Most organisations have recognised the advantages of digitalization as a means of cost-saving, expanding worldwide communication, and boosting employee happiness. The Covid-19 pandemic has accelerated the rate at which digital techniques are moving into the mainstream.
However, these positives should not mask the increased risk from fraudsters and money launderers, who are also using digital technologies to develop complex programmes that make them even harder to track down.
As cybercrime prevention moves to the top of the agenda for government and business leaders, new digital security measures and cybercrime policies are further complicating an already complex area.
Chartered accountants will be crucial to safeguarding businesses, indentifying risks, and navigating the red tape in this ever-changing landscape.
A series of high-profile ransomware attacks over the past few years have been driving the cybercrime agenda. As reliance on digital technology skyrockets, the number of attacks has increased by 32 percent globally and 178 percent in the UAE in Q2 2022.
While this form of cybercrime is accumulating column inches, a deeper dive into the digital world reveals a hotbed of criminal activity, including money laundering and terrorism financing.
With the value of money-laundering reportedly reaching 5 percent of the global GDP or $800 billion to $2 trillion annually, increased digitalisation and use of crypto-assets are expected to only further fuel the funding of criminal activity. This has led international bodies like the Financial Action Task Force (FATF) and World Bank to weigh in with guidance on mitigating the risks posed by digital currency transactions.
In its bid to become a global business hub, the UAE has been one of the most progressive countries in liberalising cypto-asset use and digitalising its financial sector. However, in doing so, the nation has been left exposed to criminal exploitation of blockchain technology, which has become a tool for money launderering, and other financial crime.

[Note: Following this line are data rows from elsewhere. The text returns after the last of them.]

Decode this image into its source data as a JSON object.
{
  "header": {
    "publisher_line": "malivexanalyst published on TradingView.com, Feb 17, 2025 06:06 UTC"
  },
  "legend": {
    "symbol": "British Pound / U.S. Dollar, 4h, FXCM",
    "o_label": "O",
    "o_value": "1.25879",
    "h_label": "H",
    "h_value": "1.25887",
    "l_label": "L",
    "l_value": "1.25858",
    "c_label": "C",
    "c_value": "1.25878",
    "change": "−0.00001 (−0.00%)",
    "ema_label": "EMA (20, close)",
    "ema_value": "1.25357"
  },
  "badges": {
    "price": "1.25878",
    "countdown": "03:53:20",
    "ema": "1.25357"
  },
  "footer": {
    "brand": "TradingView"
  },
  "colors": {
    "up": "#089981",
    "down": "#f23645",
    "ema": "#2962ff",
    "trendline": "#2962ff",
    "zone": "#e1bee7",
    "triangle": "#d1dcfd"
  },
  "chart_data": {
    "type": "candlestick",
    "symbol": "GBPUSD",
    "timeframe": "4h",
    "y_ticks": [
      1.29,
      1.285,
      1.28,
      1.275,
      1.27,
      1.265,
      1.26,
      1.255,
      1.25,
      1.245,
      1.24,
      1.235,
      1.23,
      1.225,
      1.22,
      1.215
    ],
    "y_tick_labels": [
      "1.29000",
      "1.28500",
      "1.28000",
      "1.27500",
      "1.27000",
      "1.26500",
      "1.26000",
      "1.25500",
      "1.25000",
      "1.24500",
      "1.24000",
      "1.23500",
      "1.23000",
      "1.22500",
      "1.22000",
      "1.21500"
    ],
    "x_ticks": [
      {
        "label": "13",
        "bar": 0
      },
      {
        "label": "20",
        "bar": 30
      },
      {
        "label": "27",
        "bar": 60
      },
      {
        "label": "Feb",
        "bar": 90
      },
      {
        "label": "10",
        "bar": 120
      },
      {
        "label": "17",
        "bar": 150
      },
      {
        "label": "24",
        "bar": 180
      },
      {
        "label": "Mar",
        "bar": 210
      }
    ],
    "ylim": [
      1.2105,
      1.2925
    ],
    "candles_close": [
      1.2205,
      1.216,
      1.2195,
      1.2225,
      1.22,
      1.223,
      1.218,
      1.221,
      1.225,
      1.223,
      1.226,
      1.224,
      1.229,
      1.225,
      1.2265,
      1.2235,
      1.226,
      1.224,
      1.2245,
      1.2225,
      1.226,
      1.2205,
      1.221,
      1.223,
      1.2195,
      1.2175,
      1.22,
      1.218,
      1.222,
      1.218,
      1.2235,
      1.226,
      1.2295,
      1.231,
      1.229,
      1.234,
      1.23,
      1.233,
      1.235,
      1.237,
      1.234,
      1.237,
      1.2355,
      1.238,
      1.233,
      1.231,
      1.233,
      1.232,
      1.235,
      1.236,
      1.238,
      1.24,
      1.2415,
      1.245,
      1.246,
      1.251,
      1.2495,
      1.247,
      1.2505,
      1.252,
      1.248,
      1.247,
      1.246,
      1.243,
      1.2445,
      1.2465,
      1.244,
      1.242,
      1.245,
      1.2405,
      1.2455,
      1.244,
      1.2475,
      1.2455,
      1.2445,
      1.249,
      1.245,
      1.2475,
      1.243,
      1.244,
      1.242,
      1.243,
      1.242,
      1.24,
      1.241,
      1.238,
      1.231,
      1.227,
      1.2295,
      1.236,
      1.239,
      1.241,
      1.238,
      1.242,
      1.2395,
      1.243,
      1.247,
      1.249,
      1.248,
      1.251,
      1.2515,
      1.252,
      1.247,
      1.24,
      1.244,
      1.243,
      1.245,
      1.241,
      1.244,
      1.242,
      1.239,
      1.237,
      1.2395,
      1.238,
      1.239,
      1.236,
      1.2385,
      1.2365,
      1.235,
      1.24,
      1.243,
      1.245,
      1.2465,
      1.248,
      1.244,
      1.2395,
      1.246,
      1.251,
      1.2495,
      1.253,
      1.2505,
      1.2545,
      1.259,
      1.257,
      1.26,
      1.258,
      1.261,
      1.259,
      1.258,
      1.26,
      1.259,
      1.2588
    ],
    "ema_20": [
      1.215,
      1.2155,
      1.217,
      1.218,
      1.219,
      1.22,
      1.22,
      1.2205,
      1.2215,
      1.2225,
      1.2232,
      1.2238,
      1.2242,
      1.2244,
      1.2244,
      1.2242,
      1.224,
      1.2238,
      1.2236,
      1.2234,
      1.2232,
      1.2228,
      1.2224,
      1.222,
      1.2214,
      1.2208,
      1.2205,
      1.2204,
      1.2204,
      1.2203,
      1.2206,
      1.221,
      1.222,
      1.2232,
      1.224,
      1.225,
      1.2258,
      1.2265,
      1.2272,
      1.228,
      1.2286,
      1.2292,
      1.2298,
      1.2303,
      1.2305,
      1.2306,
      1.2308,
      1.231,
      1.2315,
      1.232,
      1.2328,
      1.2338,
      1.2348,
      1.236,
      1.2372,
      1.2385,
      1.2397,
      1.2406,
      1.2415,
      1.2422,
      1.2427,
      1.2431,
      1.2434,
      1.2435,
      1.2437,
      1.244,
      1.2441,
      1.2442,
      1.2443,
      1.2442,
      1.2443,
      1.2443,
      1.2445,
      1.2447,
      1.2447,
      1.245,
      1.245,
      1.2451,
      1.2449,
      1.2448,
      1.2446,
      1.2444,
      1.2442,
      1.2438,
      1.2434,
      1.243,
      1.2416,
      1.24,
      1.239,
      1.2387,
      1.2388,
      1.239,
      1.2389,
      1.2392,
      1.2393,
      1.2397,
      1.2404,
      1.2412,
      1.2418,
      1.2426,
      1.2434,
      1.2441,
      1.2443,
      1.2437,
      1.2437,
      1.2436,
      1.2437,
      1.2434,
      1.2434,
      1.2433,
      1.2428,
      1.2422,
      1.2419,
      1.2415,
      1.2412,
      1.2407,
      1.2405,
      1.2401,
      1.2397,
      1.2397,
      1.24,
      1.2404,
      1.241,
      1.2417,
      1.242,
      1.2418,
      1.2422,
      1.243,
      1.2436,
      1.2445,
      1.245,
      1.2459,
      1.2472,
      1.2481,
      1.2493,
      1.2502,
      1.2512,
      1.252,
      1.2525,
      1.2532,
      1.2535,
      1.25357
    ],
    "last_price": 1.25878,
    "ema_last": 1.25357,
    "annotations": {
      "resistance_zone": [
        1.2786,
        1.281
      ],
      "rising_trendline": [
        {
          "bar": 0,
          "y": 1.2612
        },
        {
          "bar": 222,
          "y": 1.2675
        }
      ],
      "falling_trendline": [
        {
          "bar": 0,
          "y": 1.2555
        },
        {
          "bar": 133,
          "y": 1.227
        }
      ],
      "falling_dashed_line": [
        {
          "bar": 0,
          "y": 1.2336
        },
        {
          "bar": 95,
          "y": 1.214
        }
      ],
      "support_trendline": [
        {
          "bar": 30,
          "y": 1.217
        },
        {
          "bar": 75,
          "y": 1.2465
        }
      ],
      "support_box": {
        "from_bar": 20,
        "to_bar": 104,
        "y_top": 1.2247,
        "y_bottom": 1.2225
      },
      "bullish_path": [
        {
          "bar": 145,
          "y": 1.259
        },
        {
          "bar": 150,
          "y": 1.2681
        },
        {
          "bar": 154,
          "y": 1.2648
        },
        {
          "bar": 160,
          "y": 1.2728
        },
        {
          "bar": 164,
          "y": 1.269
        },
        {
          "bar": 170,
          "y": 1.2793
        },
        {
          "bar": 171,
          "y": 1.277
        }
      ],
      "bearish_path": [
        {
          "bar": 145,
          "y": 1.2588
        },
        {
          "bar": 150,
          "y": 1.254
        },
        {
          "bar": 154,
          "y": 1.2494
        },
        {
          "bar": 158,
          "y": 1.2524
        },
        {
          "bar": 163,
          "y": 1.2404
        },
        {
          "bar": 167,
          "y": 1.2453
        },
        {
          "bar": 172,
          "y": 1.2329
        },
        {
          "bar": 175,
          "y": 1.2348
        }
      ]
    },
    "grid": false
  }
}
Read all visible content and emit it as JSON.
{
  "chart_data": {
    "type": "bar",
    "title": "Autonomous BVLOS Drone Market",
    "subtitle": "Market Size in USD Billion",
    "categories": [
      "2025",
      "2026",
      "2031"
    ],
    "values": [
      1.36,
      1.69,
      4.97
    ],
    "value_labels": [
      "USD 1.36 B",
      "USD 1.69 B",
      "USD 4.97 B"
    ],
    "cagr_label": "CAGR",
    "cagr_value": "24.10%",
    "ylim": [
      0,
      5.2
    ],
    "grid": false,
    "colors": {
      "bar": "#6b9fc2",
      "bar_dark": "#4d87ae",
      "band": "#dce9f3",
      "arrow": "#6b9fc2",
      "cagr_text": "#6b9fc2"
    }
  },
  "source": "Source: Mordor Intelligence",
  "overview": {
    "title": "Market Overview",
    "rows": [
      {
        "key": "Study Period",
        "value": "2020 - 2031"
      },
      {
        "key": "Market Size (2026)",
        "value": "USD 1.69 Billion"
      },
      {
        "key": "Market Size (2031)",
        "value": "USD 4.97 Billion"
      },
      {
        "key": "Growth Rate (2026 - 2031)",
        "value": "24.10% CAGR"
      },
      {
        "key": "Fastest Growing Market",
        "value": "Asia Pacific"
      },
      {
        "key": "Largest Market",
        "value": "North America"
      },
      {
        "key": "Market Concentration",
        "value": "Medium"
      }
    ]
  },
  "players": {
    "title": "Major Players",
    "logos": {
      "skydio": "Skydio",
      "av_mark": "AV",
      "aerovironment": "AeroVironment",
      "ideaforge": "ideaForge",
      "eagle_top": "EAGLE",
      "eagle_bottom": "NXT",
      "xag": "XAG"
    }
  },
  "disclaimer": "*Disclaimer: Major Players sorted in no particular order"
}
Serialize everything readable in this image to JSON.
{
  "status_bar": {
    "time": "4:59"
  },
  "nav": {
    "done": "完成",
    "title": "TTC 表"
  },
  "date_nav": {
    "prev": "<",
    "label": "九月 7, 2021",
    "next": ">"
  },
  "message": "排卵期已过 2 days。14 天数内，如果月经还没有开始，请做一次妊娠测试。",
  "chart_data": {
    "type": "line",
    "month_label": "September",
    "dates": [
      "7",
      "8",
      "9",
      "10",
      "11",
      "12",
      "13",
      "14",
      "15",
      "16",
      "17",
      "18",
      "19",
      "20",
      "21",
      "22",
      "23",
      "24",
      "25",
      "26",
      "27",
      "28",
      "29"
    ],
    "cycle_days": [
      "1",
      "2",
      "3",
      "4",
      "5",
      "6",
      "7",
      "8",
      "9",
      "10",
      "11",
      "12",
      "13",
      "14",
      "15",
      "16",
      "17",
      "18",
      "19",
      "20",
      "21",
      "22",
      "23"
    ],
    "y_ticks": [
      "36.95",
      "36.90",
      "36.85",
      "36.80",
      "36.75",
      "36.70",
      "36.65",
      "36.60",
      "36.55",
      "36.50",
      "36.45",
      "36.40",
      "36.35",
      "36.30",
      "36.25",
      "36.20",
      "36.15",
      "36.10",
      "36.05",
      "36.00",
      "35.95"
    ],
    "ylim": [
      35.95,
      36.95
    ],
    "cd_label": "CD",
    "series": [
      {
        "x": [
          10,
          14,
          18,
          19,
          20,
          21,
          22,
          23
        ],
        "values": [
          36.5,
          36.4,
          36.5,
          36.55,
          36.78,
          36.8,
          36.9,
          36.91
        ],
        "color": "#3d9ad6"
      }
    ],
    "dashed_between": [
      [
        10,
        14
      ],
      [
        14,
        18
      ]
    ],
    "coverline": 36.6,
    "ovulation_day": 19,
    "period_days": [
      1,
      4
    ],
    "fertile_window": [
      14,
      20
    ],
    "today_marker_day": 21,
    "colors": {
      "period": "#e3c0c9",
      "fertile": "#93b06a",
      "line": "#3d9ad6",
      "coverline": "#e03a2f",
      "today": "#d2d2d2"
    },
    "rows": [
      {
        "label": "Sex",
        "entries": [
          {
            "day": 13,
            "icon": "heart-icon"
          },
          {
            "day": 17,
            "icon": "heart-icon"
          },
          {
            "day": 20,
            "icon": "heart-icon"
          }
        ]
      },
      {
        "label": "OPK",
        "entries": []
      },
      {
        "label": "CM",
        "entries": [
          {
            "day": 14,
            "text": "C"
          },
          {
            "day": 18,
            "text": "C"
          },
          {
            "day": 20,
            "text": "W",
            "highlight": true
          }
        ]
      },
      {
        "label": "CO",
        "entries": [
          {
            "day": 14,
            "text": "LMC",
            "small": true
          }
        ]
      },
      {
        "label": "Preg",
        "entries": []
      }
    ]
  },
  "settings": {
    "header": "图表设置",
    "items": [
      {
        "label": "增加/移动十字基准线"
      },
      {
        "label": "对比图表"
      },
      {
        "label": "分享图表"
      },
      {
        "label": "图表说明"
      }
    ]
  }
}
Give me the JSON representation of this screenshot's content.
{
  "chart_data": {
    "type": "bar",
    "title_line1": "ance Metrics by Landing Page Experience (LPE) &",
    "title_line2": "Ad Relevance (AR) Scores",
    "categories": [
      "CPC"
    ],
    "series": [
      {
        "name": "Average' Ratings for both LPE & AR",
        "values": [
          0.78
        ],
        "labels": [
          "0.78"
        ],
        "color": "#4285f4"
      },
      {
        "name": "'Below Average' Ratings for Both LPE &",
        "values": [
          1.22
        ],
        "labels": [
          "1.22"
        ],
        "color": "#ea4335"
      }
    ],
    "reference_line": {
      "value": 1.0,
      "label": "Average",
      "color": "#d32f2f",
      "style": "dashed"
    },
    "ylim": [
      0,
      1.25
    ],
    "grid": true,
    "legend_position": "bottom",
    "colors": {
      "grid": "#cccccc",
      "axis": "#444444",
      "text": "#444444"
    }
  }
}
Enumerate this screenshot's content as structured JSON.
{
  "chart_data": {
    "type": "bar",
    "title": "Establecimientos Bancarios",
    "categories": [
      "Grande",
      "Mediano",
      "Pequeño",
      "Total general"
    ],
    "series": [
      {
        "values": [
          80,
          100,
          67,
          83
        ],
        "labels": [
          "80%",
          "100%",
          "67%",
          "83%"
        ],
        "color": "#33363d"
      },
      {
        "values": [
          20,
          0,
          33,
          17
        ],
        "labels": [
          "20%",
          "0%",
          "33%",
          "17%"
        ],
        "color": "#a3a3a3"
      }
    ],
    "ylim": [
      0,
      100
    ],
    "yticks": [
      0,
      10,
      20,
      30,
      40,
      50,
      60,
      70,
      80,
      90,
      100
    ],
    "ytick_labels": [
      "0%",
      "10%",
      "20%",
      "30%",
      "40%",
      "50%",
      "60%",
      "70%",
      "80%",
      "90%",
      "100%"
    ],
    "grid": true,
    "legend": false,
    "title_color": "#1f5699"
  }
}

Having recently been moved to the FATF’s grey list, the UAE government has been quick to renew its anti-money laundering vow, introducing international cyber security standards to protect the business environment and economy from financial crime, and improve investor confidence. This includes the recent issuance of new anti-money laundering guidelines by the Central Bank of UAE, obligating financial institues to conduct regular risk assesments of its services and exposures.
This new measure follows the adoption of the Federal Decree Law on Combatting Cybercrimes, and the recent formation of the Dubai Virtual Assets Regulatory Authority to oversee the creation of a regulated onshore industry for virtual assets in the emirate. However, equally as important in thwarting criminals is proactive business practice and compliance – a role that chartered accountants are well placed to support and lead.
Accountancy has always been the profession at the heart of indentifying, assuring and safeguarding businesses from financial crime and fraud. As a professional members group designed to uphold the highest international standards in assurance and auditing, chartered accountants will be able to play an instrumental role in protecting the business environment and supporting companies with the new international regulatory standards introduced by the UAE government.
Chartered accountants can help businesses with:
- Evaluating frameworks and risks: Chartered accountants help evaluate and assess protections across the whole business. They ensure the frameworks put in place are optimised to help organisations decide which risks they are willing to accept and which ones fall outside their risk appetite.
- Challenging the traditional control environment and preparing for change: Chartered accountants question the efficacy of conventional control frameworks and environments. More controls don’t always mean better protection from financial crime. Identifying these ineffective controls helps professionals think more creatively and actively develop solutions that meet regulatory requirements and support their customers.
- Being continuously proactive: Chartered accountants reinforce professional scepticism and embed fraud-related learnings across the firm. They do not rely on just regulatory requirements and attention from regulators; instead, they use external data and information to widen the scope of the risk assessment, anticipate risks, and urge businesses to build protections into the design of core practices.
Stamping out money laundering and the financing of terrorism will impact the capabilities of criminal actors, and act as a deterrent against criminal activity as a whole. To achieve this, governments, businesses and accountants need to work closely together to form a proactive, robust defence.
The key to minimising financial crime in the region and around the world will be to make use of the skills of chartered accountants to spot irregularities in financial data, create assurance frameworks, and offer policy and regulation consultation.